Department of Mechanical Engineering, University of Maryland Baltimore County, Baltimore, MD, USA.
Adv Exp Med Biol. 2018;1097:295-319. doi: 10.1007/978-3-319-96445-4_16.
Despite more than 80 years of animal experiments and clinical practice, efficacy of hypothermia in improving treatment outcomes in patients suffering from cell and tissue damage caused by ischemia is still ongoing. This review will first describe the history of utilizing cooling in medical treatment, followed by chemical and biochemical mechanisms of cooling that can lead to neuroprotection often observed in animal studies and some clinical studies. The next sections will be focused on current cooling approaches/devices, as well as cooling parameters recommended by researchers and clinicians. Animal and clinical studies of implementing hypothermia to spinal cord and brain tissue injury patients are presented next. This section will review the latest outcomes of hypothermia in treating patients suffering from traumatic brain injury (TBI), spinal cord injury (SCI), stroke, cardiopulmonary surgery, and cardiac arrest, followed by a summary of available evidence regarding both demonstrated neuroprotection and potential risks of hypothermia. Contributions from bioengineers to the field of hypothermia in medical treatment will be discussed in the last section of this review.

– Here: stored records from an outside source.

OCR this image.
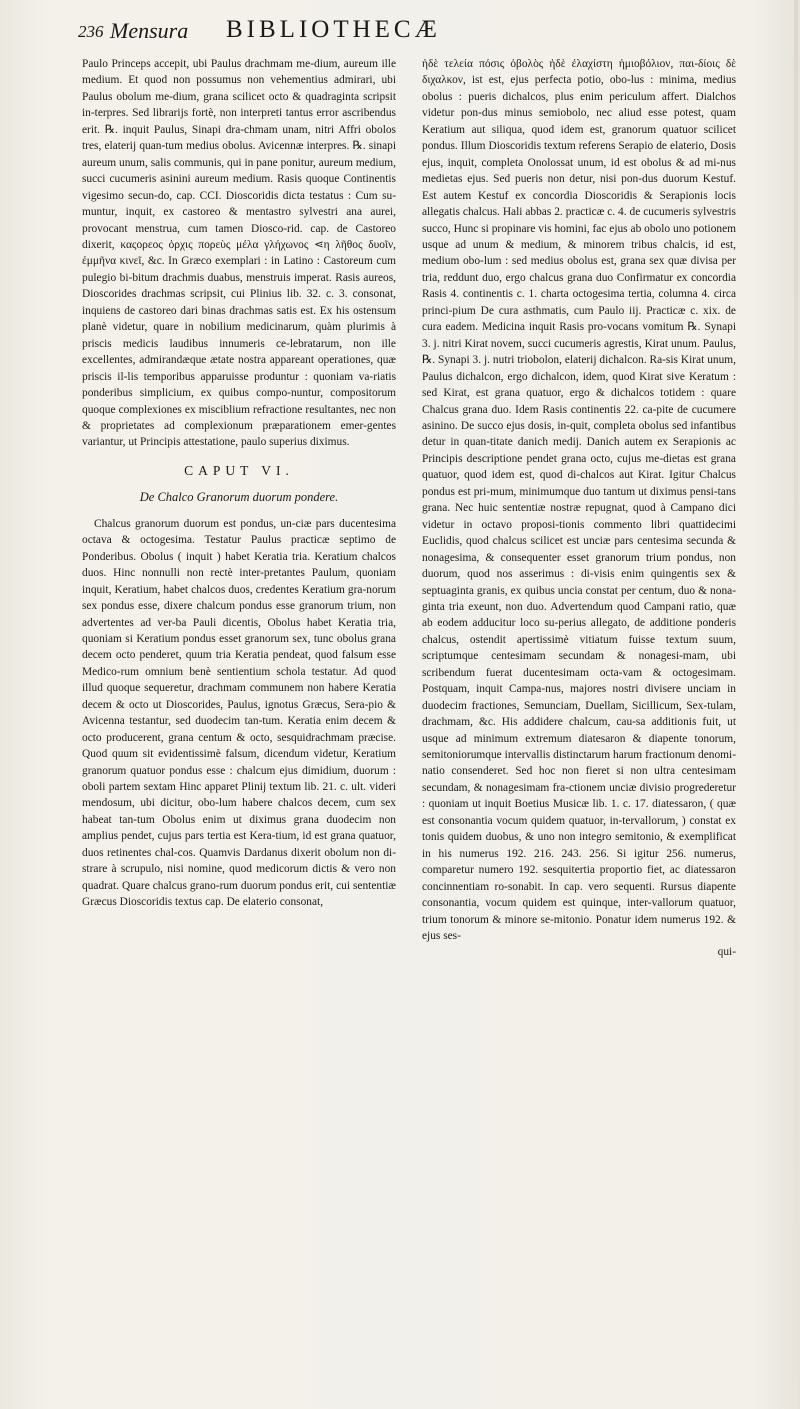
236 Mensura BIBLIOTHECÆ

Paulo Princeps accepit, ubi Paulus drachmam me-dium, aureum ille medium. Et quod non possumus non vehementius admirari, ubi Paulus obolum me-dium, grana scilicet octo & quadraginta scripsit in-terpres. Sed librarijs fortè, non interpreti tantus error ascribendus erit. ℞. inquit Paulus, Sinapi dra-chmam unam, nitri Affri obolos tres, elaterij quan-tum medius obolus. Avicennæ interpres. ℞. sinapi aureum unum, salis communis, qui in pane ponitur, aureum medium, succi cucumeris asinini aureum medium. Rasis quoque Continentis vigesimo secun-do, cap. CCI. Dioscoridis dicta testatus : Cum su-muntur, inquit, ex castoreo & mentastro sylvestri ana aurei, provocant menstrua, cum tamen Diosco-rid. cap. de Castoreo dixerit, καςορεος ὁρχις πορεὺς μέλα γλήχωνος ⋖η λῆθος δυοῖν, ἐμμῆνα κινεῖ, &c. In Græco exemplari : in Latino : Castoreum cum pulegio bi-bitum drachmis duabus, menstruis imperat. Rasis aureos, Dioscorides drachmas scripsit, cui Plinius lib. 32. c. 3. consonat, inquiens de castoreo dari binas drachmas satis est. Ex his ostensum planè videtur, quare in nobilium medicinarum, quàm plurimis à priscis medicis laudibus innumeris ce-lebratarum, non ille excellentes, admirandæque ætate nostra appareant operationes, quæ priscis il-lis temporibus apparuisse produntur : quoniam va-riatis ponderibus simplicium, ex quibus compo-nuntur, compositorum quoque complexiones ex misciblium refractione resultantes, nec non & proprietates ad complexionum præparationem emer-gentes variantur, ut Principis attestatione, paulo superius diximus.

CAPUT VI.
De Chalco Granorum duorum pondere.

Chalcus granorum duorum est pondus, un-ciæ pars ducentesima octava & octogesima. Testatur Paulus practicæ septimo de Ponderibus. Obolus ( inquit ) habet Keratia tria. Keratium chalcos duos. Hinc nonnulli non rectè inter-pretantes Paulum, quoniam inquit, Keratium, habet chalcos duos, credentes Keratium gra-norum sex pondus esse, dixere chalcum pondus esse granorum trium, non advertentes ad ver-ba Pauli dicentis, Obolus habet Keratia tria, quoniam si Keratium pondus esset granorum sex, tunc obolus grana decem octo penderet, quum tria Keratia pendeat, quod falsum esse Medico-rum omnium benè sentientium schola testatur. Ad quod illud quoque sequeretur, drachmam communem non habere Keratia decem & octo ut Dioscorides, Paulus, ignotus Græcus, Sera-pio & Avicenna testantur, sed duodecim tan-tum. Keratia enim decem & octo producerent, grana centum & octo, sesquidrachmam præcise. Quod quum sit evidentissimè falsum, dicendum videtur, Keratium granorum quatuor pondus esse : chalcum ejus dimidium, duorum : oboli partem sextam Hinc apparet Plinij textum lib. 21. c. ult. videri mendosum, ubi dicitur, obo-lum habere chalcos decem, cum sex habeat tan-tum Obolus enim ut diximus grana duodecim non amplius pendet, cujus pars tertia est Kera-tium, id est grana quatuor, duos retinentes chal-cos. Quamvis Dardanus dixerit obolum non di-strare à scrupulo, nisi nomine, quod medicorum dictis & vero non quadrat. Quare chalcus grano-rum duorum pondus erit, cui sententiæ Græcus Dioscoridis textus cap. De elaterio consonat,

ἡδὲ τελεία πόσις ὀβολὸς ἡδὲ ἐλαχίστη ἡμιοβόλιον, παι-δίοις δὲ διχαλκον, ist est, ejus perfecta potio, obo-lus : minima, medius obolus : pueris dichalcos, plus enim periculum affert. Dialchos videtur pon-dus minus semiobolo, nec aliud esse potest, quam Keratium aut siliqua, quod idem est, granorum quatuor scilicet pondus. Illum Dioscoridis textum referens Serapio de elaterio, Dosis ejus, inquit, completa Onolossat unum, id est obolus & ad mi-nus medietas ejus. Sed pueris non detur, nisi pon-dus duorum Kestuf. Est autem Kestuf ex concordia Dioscoridis & Serapionis locis allegatis chalcus. Hali abbas 2. practicæ c. 4. de cucumeris sylvestris succo, Hunc si propinare vis homini, fac ejus ab obolo uno potionem usque ad unum & medium, & minorem tribus chalcis, id est, medium obo-lum : sed medius obolus est, grana sex quæ divisa per tria, reddunt duo, ergo chalcus grana duo Confirmatur ex concordia Rasis 4. continentis c. 1. charta octogesima tertia, columna 4. circa princi-pium De cura asthmatis, cum Paulo iij. Practicæ c. xix. de cura eadem. Medicina inquit Rasis pro-vocans vomitum ℞. Synapi 3. j. nitri Kirat novem, succi cucumeris agrestis, Kirat unum. Paulus, ℞. Synapi 3. j. nutri triobolon, elaterij dichalcon. Ra-sis Kirat unum, Paulus dichalcon, ergo dichalcon, idem, quod Kirat sive Keratum : sed Kirat, est grana quatuor, ergo & dichalcos totidem : quare Chalcus grana duo. Idem Rasis continentis 22. ca-pite de cucumere asinino. De succo ejus dosis, in-quit, completa obolus sed infantibus detur in quan-titate danich medij. Danich autem ex Serapionis ac Principis descriptione pendet grana octo, cujus me-dietas est grana quatuor, quod idem est, quod di-chalcos aut Kirat. Igitur Chalcus pondus est pri-mum, minimumque duo tantum ut diximus pensi-tans grana. Nec huic sententiæ nostræ repugnat, quod à Campano dici videtur in octavo proposi-tionis commento libri quattidecimi Euclidis, quod chalcus scilicet est unciæ pars centesima secunda & nonagesima, & consequenter esset granorum trium pondus, non duorum, quod nos asserimus : di-visis enim quingentis sex & septuaginta granis, ex quibus uncia constat per centum, duo & nona-ginta tria exeunt, non duo. Advertendum quod Campani ratio, quæ ab eodem adducitur loco su-perius allegato, de additione ponderis chalcus, ostendit apertissimè vitiatum fuisse textum suum, scriptumque centesimam secundam & nonagesi-mam, ubi scribendum fuerat ducentesimam octa-vam & octogesimam. Postquam, inquit Campa-nus, majores nostri divisere unciam in duodecim fractiones, Semunciam, Duellam, Sicillicum, Sex-tulam, drachmam, &c. His addidere chalcum, cau-sa additionis fuit, ut usque ad minimum extremum diatesaron & diapente tonorum, semitoniorumque intervallis distinctarum harum fractionum denomi-natio consenderet. Sed hoc non fieret si non ultra centesimam secundam, & nonagesimam fra-ctionem unciæ divisio progrederetur : quoniam ut inquit Boetius Musicæ lib. 1. c. 17. diatessaron, ( quæ est consonantia vocum quidem quatuor, in-tervallorum, ) constat ex tonis quidem duobus, & uno non integro semitonio, & exemplificat in his numerus 192. 216. 243. 256. Si igitur 256. numerus, comparetur numero 192. sesquitertia proportio fiet, ac diatessaron concinnentiam ro-sonabit. In cap. vero sequenti. Rursus diapente consonantia, vocum quidem est quinque, inter-vallorum quatuor, trium tonorum & minore se-mitonio. Ponatur idem numerus 192. & ejus ses-

qui-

Overall, an accumulating body of clinical evidence along with several decades of animal research and mathematical simulations has documented that the efficacy of hypothermia is dependent on achieving a reduced temperature in the target tissue before or soon after the injury-precipitating event. Mild hypothermia with temperature reduction of several degrees Celsius is as effective as modest or deep hypothermia in providing therapeutic benefit without introducing collateral/systemic complications. It is widely demonstrated that the rewarming rate must be controlled to be lower than 0.5 °C/h to avoid mismatch between local blood perfusion and metabolism. In the past several decades, many different cooling methods and devices have been designed, tested, and used in medical treatments with mixed results. Accurately designing treatment protocols to achieve specific cooling outcomes requires collaboration among engineers, researchers, and clinicians. Although this problem is quite challenging, it presents a major opportunity for bioengineers to create methods and devices that quickly and safely produce hypothermia in targeted tissue regions without interfering with routine medical treatment.
尽管已经进行了 80 多年的动物实验和临床实践,但低温在改善因缺血导致的细胞和组织损伤患者治疗效果方面的疗效仍在研究中。本综述首先描述了在医学治疗中利用冷却的历史,然后描述了化学和生化冷却机制,这些机制通常可以在动物研究和一些临床研究中观察到神经保护作用。接下来的部分将集中讨论当前的冷却方法/设备,以及研究人员和临床医生推荐的冷却参数。接下来介绍在脊髓和脑组织损伤患者中实施低温的动物和临床研究。这一节将回顾低温治疗创伤性脑损伤(TBI)、脊髓损伤(SCI)、中风、心肺手术和心脏骤停患者的最新结果,然后总结有关低温神经保护作用和潜在风险的现有证据。在本综述的最后一节中,将讨论生物工程师对医学低温治疗领域的贡献。总的来说,越来越多的临床证据以及几十年来的动物研究和数学模拟表明,低温的疗效取决于在损伤诱发事件之前或之后尽快在目标组织中实现降低的温度。与适度或深度低温相比,几度的轻度低温在提供治疗益处而不引入并发症/全身并发症方面同样有效。广泛证明,为了避免局部血液灌注和代谢之间的不匹配,复温率必须控制在 0.5°C/h 以下。在过去几十年中,已经设计、测试和使用了许多不同的冷却方法和设备,但结果喜忧参半。准确设计治疗方案以实现特定的冷却效果需要工程师、研究人员和临床医生之间的合作。尽管这个问题非常具有挑战性,但它为生物工程师提供了一个重大机会,可以创建方法和设备,以便在不干扰常规医疗治疗的情况下快速、安全地在目标组织区域产生低温。